Education is the key to making an informed decision when it comes to purchasing a light fixture. The use of CFLs in our lighting fixtures reduces electricity consumption thus reducing mercury emissions overall, and saves money on energy costs in the long term. Once you know proper safety measures for disposing of a CFL, you can confidently choose an energy-efficient lighting fixture.

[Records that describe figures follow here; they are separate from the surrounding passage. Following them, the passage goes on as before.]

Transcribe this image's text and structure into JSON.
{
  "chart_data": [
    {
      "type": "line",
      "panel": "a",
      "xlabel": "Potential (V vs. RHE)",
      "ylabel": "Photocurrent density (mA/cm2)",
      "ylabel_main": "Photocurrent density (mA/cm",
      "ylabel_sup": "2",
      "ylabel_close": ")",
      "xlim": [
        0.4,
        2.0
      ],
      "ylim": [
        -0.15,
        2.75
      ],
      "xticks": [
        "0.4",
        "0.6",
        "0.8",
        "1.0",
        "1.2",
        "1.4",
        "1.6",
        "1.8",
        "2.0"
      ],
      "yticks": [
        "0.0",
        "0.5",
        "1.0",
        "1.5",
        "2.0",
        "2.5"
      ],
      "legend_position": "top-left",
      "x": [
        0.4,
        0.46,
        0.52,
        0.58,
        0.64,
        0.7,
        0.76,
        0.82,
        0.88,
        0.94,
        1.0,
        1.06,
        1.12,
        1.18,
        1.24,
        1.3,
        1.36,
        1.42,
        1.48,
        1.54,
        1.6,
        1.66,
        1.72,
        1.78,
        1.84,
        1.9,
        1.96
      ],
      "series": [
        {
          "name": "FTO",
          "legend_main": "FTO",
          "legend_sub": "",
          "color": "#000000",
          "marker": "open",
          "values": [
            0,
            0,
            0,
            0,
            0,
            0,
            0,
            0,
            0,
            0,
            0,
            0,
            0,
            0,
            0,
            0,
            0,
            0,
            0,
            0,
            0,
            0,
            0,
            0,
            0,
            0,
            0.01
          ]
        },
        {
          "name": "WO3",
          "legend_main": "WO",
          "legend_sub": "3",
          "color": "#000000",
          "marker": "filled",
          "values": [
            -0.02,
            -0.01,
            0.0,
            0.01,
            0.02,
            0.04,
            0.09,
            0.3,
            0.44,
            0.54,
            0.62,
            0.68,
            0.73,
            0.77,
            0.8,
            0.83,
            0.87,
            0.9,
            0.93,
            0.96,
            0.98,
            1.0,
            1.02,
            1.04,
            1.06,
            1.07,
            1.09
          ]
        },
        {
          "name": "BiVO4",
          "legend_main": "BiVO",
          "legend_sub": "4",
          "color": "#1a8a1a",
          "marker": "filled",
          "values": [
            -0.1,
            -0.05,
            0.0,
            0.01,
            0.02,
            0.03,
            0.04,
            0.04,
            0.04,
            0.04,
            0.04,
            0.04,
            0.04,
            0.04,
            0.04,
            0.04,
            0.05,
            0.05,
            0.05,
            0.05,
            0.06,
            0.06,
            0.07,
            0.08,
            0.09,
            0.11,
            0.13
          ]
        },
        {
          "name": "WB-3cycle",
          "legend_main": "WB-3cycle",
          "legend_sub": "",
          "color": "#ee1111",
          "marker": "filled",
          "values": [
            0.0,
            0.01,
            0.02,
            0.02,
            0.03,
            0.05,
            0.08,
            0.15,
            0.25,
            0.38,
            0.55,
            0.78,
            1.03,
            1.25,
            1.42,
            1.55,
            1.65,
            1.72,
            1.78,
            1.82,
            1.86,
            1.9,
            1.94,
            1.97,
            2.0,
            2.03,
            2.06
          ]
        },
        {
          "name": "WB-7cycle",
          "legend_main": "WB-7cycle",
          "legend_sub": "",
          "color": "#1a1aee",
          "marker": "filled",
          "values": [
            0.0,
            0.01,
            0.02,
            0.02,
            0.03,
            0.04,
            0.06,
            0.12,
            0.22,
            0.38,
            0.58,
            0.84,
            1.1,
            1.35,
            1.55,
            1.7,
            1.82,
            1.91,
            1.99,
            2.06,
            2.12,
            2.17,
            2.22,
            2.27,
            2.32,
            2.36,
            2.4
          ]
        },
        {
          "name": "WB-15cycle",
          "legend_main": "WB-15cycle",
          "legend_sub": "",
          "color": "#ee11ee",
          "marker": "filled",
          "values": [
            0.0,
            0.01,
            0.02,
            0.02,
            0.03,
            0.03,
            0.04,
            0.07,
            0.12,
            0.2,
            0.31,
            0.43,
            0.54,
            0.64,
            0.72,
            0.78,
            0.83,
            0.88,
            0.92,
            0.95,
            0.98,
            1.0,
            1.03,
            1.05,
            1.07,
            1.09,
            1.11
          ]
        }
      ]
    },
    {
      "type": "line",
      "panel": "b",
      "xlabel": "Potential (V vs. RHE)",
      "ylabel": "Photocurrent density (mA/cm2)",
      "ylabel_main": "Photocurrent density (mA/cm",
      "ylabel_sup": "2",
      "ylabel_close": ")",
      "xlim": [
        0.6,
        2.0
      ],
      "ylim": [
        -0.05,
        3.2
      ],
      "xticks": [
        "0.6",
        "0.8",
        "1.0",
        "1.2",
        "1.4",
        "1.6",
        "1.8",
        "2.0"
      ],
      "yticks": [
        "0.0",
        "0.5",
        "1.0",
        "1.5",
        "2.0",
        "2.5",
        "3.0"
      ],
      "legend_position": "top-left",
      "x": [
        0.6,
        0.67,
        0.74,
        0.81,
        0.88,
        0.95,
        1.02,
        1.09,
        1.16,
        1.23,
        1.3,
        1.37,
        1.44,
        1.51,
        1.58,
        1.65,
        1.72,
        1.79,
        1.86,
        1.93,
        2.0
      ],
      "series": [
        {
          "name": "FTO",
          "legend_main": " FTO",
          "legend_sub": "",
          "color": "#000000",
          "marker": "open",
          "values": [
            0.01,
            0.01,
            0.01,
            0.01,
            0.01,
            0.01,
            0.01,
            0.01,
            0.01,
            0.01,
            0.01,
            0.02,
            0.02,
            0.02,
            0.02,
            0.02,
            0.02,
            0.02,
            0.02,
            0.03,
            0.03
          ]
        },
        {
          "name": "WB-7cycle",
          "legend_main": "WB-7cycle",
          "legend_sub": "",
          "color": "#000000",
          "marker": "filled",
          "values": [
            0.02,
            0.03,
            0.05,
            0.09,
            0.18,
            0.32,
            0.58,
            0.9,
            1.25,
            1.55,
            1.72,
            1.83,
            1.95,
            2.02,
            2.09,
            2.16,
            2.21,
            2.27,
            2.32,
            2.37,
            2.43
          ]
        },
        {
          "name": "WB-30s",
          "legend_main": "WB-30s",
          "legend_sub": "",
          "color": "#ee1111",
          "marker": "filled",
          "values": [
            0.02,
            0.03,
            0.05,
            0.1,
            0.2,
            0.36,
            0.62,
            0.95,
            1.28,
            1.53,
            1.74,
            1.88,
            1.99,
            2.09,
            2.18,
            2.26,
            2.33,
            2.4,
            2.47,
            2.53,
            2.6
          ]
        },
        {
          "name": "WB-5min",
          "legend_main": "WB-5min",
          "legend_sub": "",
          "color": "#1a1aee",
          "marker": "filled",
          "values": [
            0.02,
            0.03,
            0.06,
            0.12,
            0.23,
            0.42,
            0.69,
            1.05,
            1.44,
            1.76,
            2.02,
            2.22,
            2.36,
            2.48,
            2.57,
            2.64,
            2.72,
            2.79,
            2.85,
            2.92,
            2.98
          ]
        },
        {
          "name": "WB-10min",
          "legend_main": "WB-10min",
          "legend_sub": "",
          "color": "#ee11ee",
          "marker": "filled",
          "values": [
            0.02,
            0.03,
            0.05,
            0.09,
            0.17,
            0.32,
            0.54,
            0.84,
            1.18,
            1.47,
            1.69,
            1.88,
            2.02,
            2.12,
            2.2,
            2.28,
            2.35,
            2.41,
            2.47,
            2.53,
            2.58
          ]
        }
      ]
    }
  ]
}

|Proper Disposing of Compact Fluorescent Bulbs|
|1. Open a window and leave the room for 15 minutes or more.|
|2. Carefully scoop up the fragments and powder with stiff paper or cardboard and place them in a sealed plastic bag.|
|3. Use disposable rubber gloves, if available (i.e., do not use bare hands). Wipe the area clean with damp paper towels or disposable wet wipes and place them in the plastic bag.|
|4. Do not use a vacuum or broom to clean up the broken bulb on hard surfaces.|
|5. Place all cleanup materials in a second sealed plastic bag.|
|6. Place the first bag in a second sealed plastic bag and put it in the outdoor trash container or in another outdoor protected area for the next normal trash disposal.|
Note: Some states prohibit such trash disposal and require that broken and unbroken lamps be taken to a local recycling center.
|7. Wash your hands after disposing of the bag. If a fluorescent bulb breaks on a rug or carpet:|
1. First, remove all materials you can without using a vacuum cleaner, following the steps above. Sticky tape (such as duct tape) can be used to pick up small pieces and powder.
2. If vacuuming is needed after all visible materials are removed, vacuum the area where the bulb was broken, remove the vacuum bag (or empty and wipe the canister) and put the bag or vacuum debris in two sealed plastic bags in the outdoor trash or protected outdoor location for normal disposal.